The yeast MAP kinase Hog1 coordinates the transcriptional program required for cell survival upon osmotic stress, although the mechanisms by which these kinesis regulate gene expression are not clearly defined. The group at the Universitat Pompeu Fabra led by Francesc Posas had already described two different control mechanisms of gene expression by MAP kinesis: direct modification of transcription factors and direct recruitment to specific promoters by the MAP kinase RNA complex Polii. In this new work shows that the MAP kinase Hog1 induces gene expression in response to stress, through a mechanism involving recruitment of the complex of the his tone deacetylase Rpd3-Sin3 to promoters of genes regulated by osmotic stress.

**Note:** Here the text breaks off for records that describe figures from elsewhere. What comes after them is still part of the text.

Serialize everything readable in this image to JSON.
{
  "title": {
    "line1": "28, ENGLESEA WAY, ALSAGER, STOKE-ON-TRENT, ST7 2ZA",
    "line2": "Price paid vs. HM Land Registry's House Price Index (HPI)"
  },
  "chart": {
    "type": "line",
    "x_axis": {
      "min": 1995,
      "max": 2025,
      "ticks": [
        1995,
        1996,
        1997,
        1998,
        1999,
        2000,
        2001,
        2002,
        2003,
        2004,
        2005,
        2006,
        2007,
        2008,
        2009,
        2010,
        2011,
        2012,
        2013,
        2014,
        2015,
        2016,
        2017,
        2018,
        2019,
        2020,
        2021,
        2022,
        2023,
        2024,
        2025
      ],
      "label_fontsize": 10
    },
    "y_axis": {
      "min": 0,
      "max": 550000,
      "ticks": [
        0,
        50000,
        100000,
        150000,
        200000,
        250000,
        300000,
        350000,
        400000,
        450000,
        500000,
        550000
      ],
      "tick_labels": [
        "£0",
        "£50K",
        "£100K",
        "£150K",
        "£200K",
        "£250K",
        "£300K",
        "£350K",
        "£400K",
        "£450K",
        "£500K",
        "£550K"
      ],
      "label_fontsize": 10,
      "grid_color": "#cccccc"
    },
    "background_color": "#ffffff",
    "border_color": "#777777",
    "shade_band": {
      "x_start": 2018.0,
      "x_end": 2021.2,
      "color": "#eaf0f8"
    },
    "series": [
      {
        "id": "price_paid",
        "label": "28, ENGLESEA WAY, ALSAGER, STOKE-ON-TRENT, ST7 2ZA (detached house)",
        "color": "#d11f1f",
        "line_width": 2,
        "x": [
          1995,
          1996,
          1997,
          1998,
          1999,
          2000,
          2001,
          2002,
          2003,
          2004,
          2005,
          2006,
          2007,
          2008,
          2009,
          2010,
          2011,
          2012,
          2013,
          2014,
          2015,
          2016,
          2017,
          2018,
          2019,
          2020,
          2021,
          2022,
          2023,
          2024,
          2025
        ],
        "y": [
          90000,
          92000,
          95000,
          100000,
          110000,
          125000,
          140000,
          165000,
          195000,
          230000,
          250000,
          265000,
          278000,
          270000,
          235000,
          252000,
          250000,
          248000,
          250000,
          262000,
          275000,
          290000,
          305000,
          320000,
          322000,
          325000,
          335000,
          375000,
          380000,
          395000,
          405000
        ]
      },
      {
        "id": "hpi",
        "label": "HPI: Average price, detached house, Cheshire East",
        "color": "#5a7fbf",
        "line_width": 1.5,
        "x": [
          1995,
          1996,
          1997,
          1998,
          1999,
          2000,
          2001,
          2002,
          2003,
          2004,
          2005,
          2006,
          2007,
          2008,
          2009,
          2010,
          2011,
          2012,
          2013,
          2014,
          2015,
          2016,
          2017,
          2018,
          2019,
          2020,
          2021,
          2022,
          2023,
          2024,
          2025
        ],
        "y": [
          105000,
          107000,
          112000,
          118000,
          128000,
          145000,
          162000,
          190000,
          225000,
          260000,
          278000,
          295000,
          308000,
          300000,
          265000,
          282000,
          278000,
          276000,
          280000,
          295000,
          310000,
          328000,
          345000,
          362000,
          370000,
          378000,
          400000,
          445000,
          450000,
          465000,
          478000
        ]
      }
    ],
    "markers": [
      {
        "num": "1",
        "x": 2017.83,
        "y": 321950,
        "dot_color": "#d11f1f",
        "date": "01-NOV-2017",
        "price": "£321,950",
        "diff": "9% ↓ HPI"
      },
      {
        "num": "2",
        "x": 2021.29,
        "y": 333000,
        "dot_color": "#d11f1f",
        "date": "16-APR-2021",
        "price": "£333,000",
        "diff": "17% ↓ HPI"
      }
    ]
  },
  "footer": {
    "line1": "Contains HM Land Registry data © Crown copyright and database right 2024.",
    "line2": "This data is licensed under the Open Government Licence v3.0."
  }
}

Cells deficient in this complex are sensitive to high osmolarity and, as seen through the use of DNA chips, show a deficient expression of stress response genes. In addition, Hog1 interacts physically with Rpd3 in vivo and in vitro and in conditions of stress, recruit the deacetylase to the promoters of stress genes. Binding of the Rpd3-Sin3 complex to these promoters allows the “deacetylation of histones”, which allows the entry of the RNA Polii and induction of gene expression. These data indicate that recruitment of his tone deacetylase Rpd3 to the promoters by the MAPK Hog1 is necessary to induce gene expression after stress, and that the activity of his tone deacetylase is essential for gene induction in response to stress.